The Blom family have entered the competition every year since 1948 and only one other grower has won more awards at the Chelsea Flower Show.

Ronald Blom, co-owner of Bloms Bulbs, said: "Winning gold this year is just as special as winning the first.

"It is so difficult to get a gold medal, all the flowers are fabulous quality and a lot of fine detail and work goes into the competition, so to win is priceless.

"We are now looking to win gold again next year, of course."

Bloms Bulbs' team of 25 staff start preparing for the Chelsea Flower Show in Autumn when the tulip bulbs are planted. The blooms are then harvested in the spring and kept in cold storage until the big day.

More than 600 exhibitors brought blooms to this year's Chelsea Flower Show, which is widely regarded as the most prestigious show of its kind and is on at the Royal Hospital in Chelsea until Saturday (May 24).

The Historic Roses Group, based in Bolnhurst, also had cause to celebrate after being awarded bronze in the show's continuous learning category.

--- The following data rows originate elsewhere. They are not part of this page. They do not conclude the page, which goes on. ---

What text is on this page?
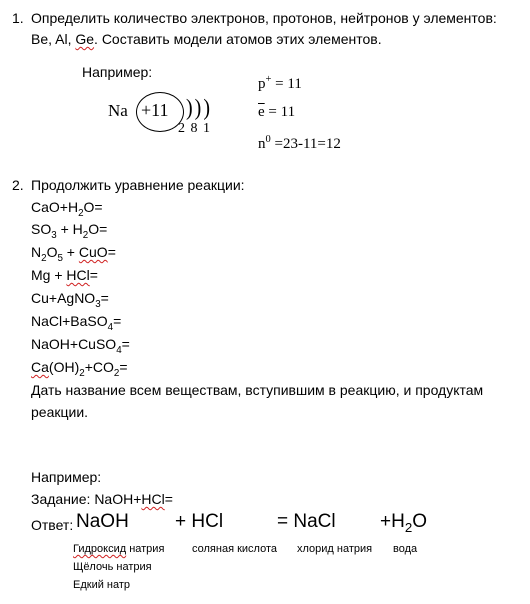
1. Определить количество электронов, протонов, нейтронов у элементов:
Be, Al, Ge. Составить модели атомов этих элементов.
Например:
Na +11 )))
2 8 1
p+ = 11
$\overline{e} = 11$
$n^0 =23-11=12$
2. Продолжить уравнение реакции:
$CaO+H_2O=$
$SO_3 + H_2O=$
$N_2O_5 + CuO=$
Mg + HCl=
Cu+AgNO$_3$=
NaCl+BaSO$_4$=
NaOH+CuSO$_4$=
$Ca(OH)_2+CO_2=$
Дать название всем веществам, вступившим в реакцию, и продуктам
реакции.
Например:
Задание: NaOH+HCl=
Ответ: NaOH + HCl	= NaCl $+H_2O$
Гидроксид натрия	соляная кислота хлорид натрия вода
Щёлочь натрия
Едкий натр
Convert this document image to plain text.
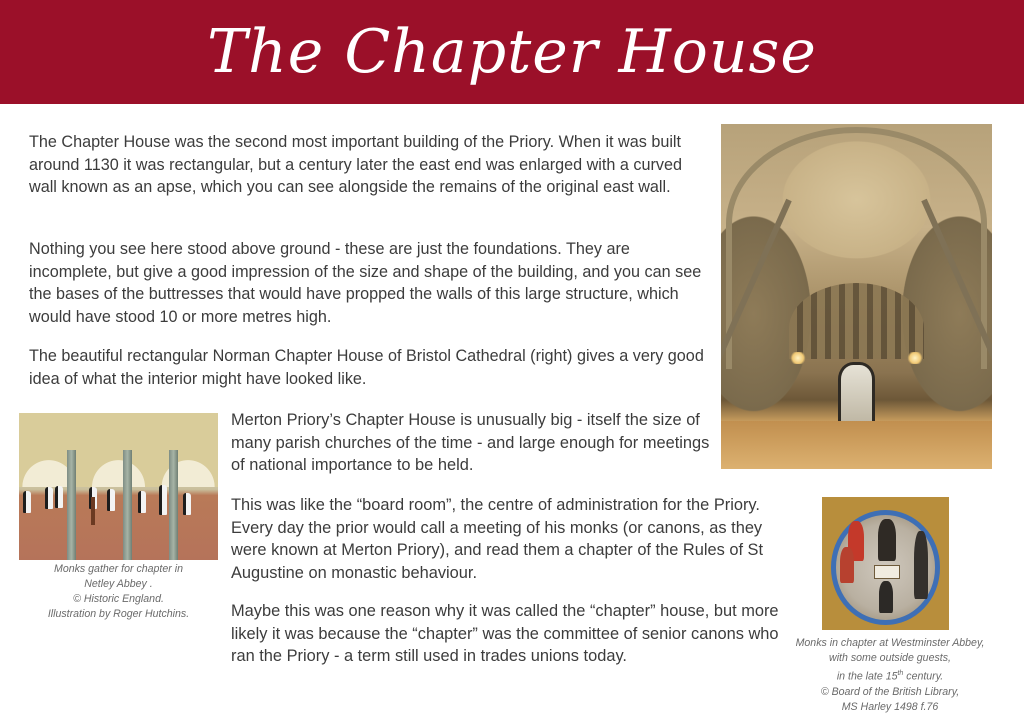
The Chapter House

The Chapter House was the second most important building of the Priory. When it was built around 1130 it was rectangular, but a century later the east end was enlarged with a curved wall known as an apse, which you can see alongside the remains of the original east wall.

Nothing you see here stood above ground - these are just the foundations. They are incomplete, but give a good impression of the size and shape of the building, and you can see the bases of the buttresses that would have propped the walls of this large structure, which would have stood 10 or more metres high.

The beautiful rectangular Norman Chapter House of Bristol Cathedral (right) gives a very good idea of what the interior might have looked like.

Merton Priory’s Chapter House is unusually big - itself the size of many parish churches of the time - and large enough for meetings of national importance to be held.

This was like the “board room”, the centre of administration for the Priory. Every day the prior would call a meeting of his monks (or canons, as they were known at Merton Priory), and read them a chapter of the Rules of St Augustine on monastic behaviour.

Maybe this was one reason why it was called the “chapter” house, but more likely it was because the “chapter” was the committee of senior canons who ran the Priory - a term still used in trades unions today.

Monks gather for chapter in
Netley Abbey .
© Historic England.
Illustration by Roger Hutchins.

Monks in chapter at Westminster Abbey,
with some outside guests,
in the late 15th century.
© Board of the British Library,
MS Harley 1498 f.76
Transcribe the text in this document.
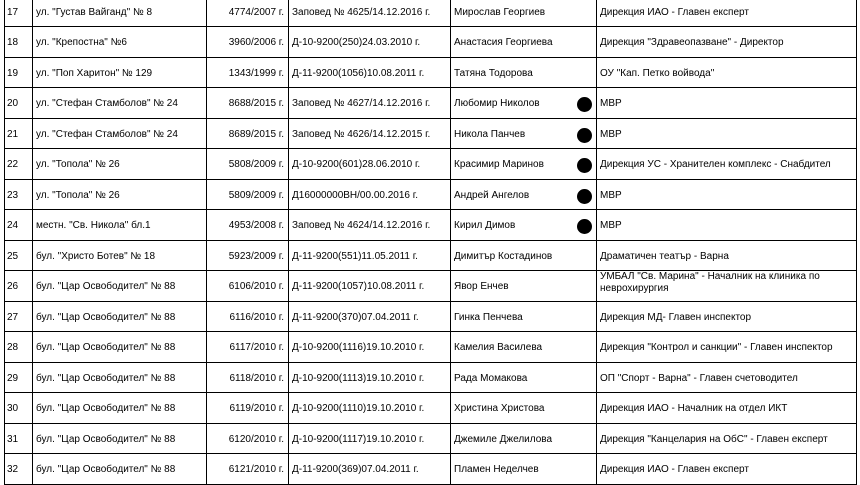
17	ул. "Густав Вайганд" № 8	4774/2007 г.	Заповед № 4625/14.12.2016 г.	Мирослав Георгиев	Дирекция ИАО - Главен експерт
18	ул. "Крепостна" №6	3960/2006 г.	Д-10-9200(250)24.03.2010 г.	Анастасия Георгиева	Дирекция "Здравеопазване" - Директор
19	ул. "Поп Харитон" № 129	1343/1999 г.	Д-11-9200(1056)10.08.2011 г.	Татяна Тодорова	ОУ "Кап. Петко войвода"
20	ул. "Стефан Стамболов" № 24	8688/2015 г.	Заповед № 4627/14.12.2016 г.	Любомир Николов	МВР
21	ул. "Стефан Стамболов" № 24	8689/2015 г.	Заповед № 4626/14.12.2015 г.	Никола Панчев	МВР
22	ул. "Топола" № 26	5808/2009 г.	Д-10-9200(601)28.06.2010 г.	Красимир Маринов	Дирекция УС - Хранителен комплекс - Снабдител
23	ул. "Топола" № 26	5809/2009 г.	Д16000000ВН/00.00.2016 г.	Андрей Ангелов	МВР
24	местн. "Св. Никола" бл.1	4953/2008 г.	Заповед № 4624/14.12.2016 г.	Кирил Димов	МВР
25	бул. "Христо Ботев" № 18	5923/2009 г.	Д-11-9200(551)11.05.2011 г.	Димитър Костадинов	Драматичен театър - Варна
26	бул. "Цар Освободител" № 88	6106/2010 г.	Д-11-9200(1057)10.08.2011 г.	Явор Енчев	УМБАЛ "Св. Марина" - Началник на клиника по неврохирургия
27	бул. "Цар Освободител" № 88	6116/2010 г.	Д-11-9200(370)07.04.2011 г.	Гинка Пенчева	Дирекция МД- Главен инспектор
28	бул. "Цар Освободител" № 88	6117/2010 г.	Д-10-9200(1116)19.10.2010 г.	Камелия Василева	Дирекция "Контрол и санкции" - Главен инспектор
29	бул. "Цар Освободител" № 88	6118/2010 г.	Д-10-9200(1113)19.10.2010 г.	Рада Момакова	ОП "Спорт - Варна" - Главен счетоводител
30	бул. "Цар Освободител" № 88	6119/2010 г.	Д-10-9200(1110)19.10.2010 г.	Христина Христова	Дирекция ИАО - Началник на отдел ИКТ
31	бул. "Цар Освободител" № 88	6120/2010 г.	Д-10-9200(1117)19.10.2010 г.	Джемиле Джелилова	Дирекция "Канцелария на ОбС" - Главен експерт
32	бул. "Цар Освободител" № 88	6121/2010 г.	Д-11-9200(369)07.04.2011 г.	Пламен Неделчев	Дирекция ИАО - Главен експерт
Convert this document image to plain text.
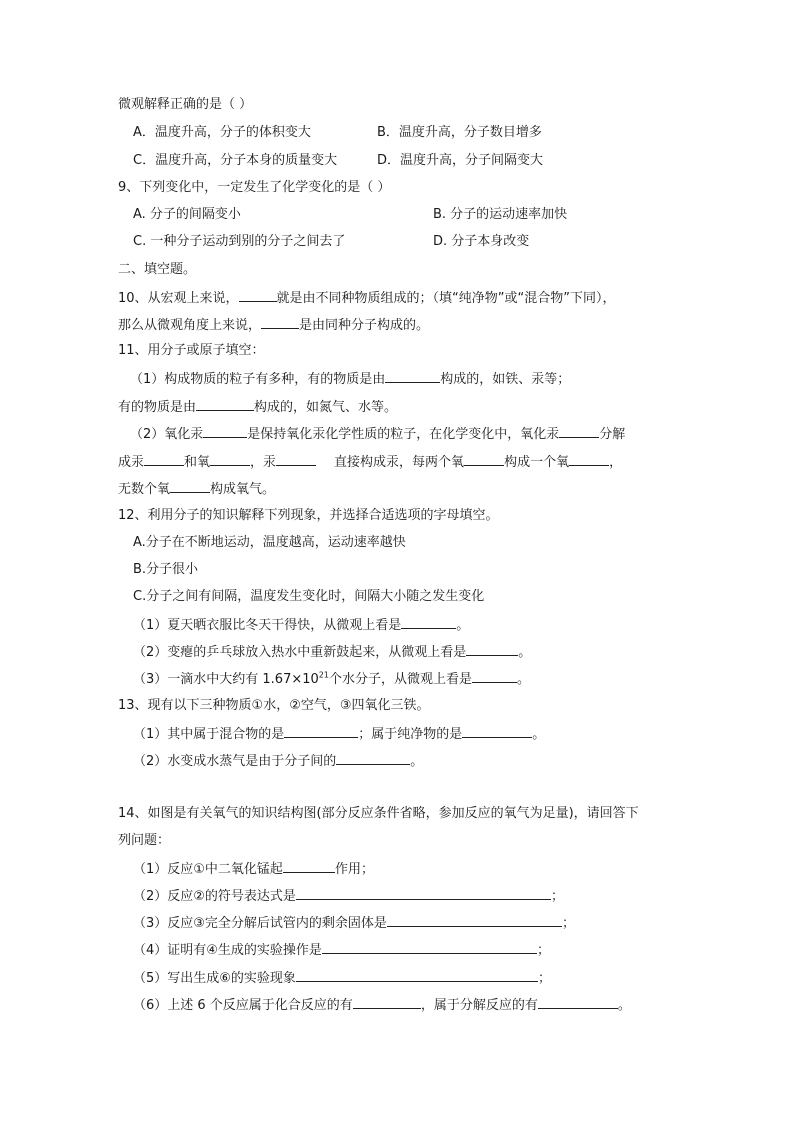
微观解释正确的是（ ）
A．温度升高，分子的体积变大	B．温度升高，分子数目增多
C．温度升高，分子本身的质量变大	D．温度升高，分子间隔变大
9、下列变化中，一定发生了化学变化的是（ ）
A. 分子的间隔变小	B. 分子的运动速率加快
C. 一种分子运动到别的分子之间去了	D. 分子本身改变
二、填空题。
10、从宏观上来说，	就是由不同种物质组成的；（填“纯净物”或“混合物”下同），
那么从微观角度上来说，	是由同种分子构成的。
11、用分子或原子填空：
（1）构成物质的粒子有多种，有的物质是由	构成的，如铁、汞等；
有的物质是由	构成的，如氮气、水等。
（2）氧化汞	是保持氧化汞化学性质的粒子，在化学变化中，氧化汞	分解
成汞	和氧	，汞	直接构成汞，每两个氧	构成一个氧	，
无数个氧	构成氧气。
12、利用分子的知识解释下列现象，并选择合适选项的字母填空。
A.分子在不断地运动，温度越高，运动速率越快
B.分子很小
C.分子之间有间隔，温度发生变化时，间隔大小随之发生变化
（1）夏天晒衣服比冬天干得快，从微观上看是	。
（2）变瘪的乒乓球放入热水中重新鼓起来，从微观上看是	。
（3）一滴水中大约有 $1.67\times 10^{21}$个水分子，从微观上看是	。
13、现有以下三种物质①水，②空气，③四氧化三铁。
（1）其中属于混合物的是	；属于纯净物的是	。
（2）水变成水蒸气是由于分子间的	。
14、如图是有关氧气的知识结构图(部分反应条件省略，参加反应的氧气为足量)，请回答下
列问题：
（1）反应①中二氧化锰起	作用；
（2）反应②的符号表达式是	；
（3）反应③完全分解后试管内的剩余固体是	；
（4）证明有④生成的实验操作是	；
（5）写出生成⑥的实验现象	；
（6）上述 6 个反应属于化合反应的有	，属于分解反应的有	。
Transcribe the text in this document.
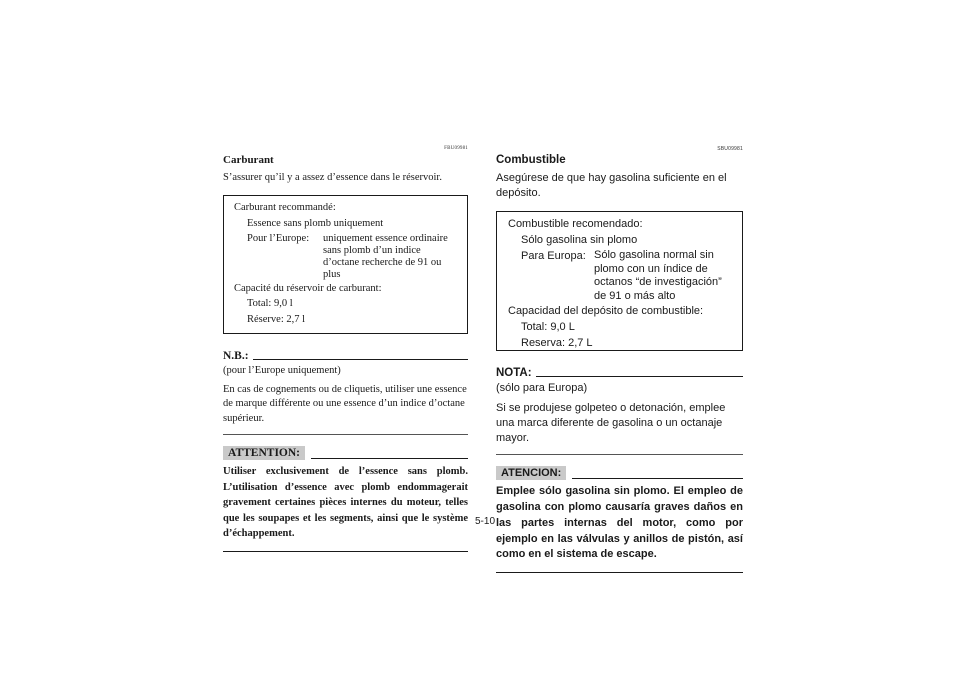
FBU09981
Carburant
S’assurer qu’il y a assez d’essence dans le réservoir.
Carburant recommandé:
Essence sans plomb uniquement
Pour l’Europe:	uniquement essence ordinaire sans plomb d’un indice d’octane recherche de 91 ou plus
Capacité du réservoir de carburant:
Total: 9,0 l
Réserve: 2,7 l
N.B.:
(pour l’Europe uniquement)
En cas de cognements ou de cliquetis, utiliser une essence de marque différente ou une essence d’un indice d’octane supérieur.
ATTENTION:
Utiliser exclusivement de l’essence sans plomb. L’utilisation d’essence avec plomb endommagerait gravement certaines pièces internes du moteur, telles que les soupapes et les segments, ainsi que le système d’échappement.
SBU09981
Combustible
Asegúrese de que hay gasolina suficiente en el depósito.
Combustible recomendado:
Sólo gasolina sin plomo
Para Europa: Sólo gasolina normal sin plomo con un índice de octanos “de investigación” de 91 o más alto
Capacidad del depósito de combustible:
Total: 9,0 L
Reserva: 2,7 L
NOTA:
(sólo para Europa)
Si se produjese golpeteo o detonación, emplee una marca diferente de gasolina o un octanaje mayor.
ATENCION:
Emplee sólo gasolina sin plomo. El empleo de gasolina con plomo causaría graves daños en las partes internas del motor, como por ejemplo en las válvulas y anillos de pistón, así como en el sistema de escape.
5-10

Following the flower show's theme of climate change gardening, the group, part of The Royal National Rose Society, created a display of four parts designed to educate people about roses that can grow in hot, dry and wet conditions as well as cold, dry and wet conditions.

Peter Scott, who organised the group's entry, said: "We come here every year and although bronze is not quite as good as we have done in previous years, at Chelsea any award is an honour.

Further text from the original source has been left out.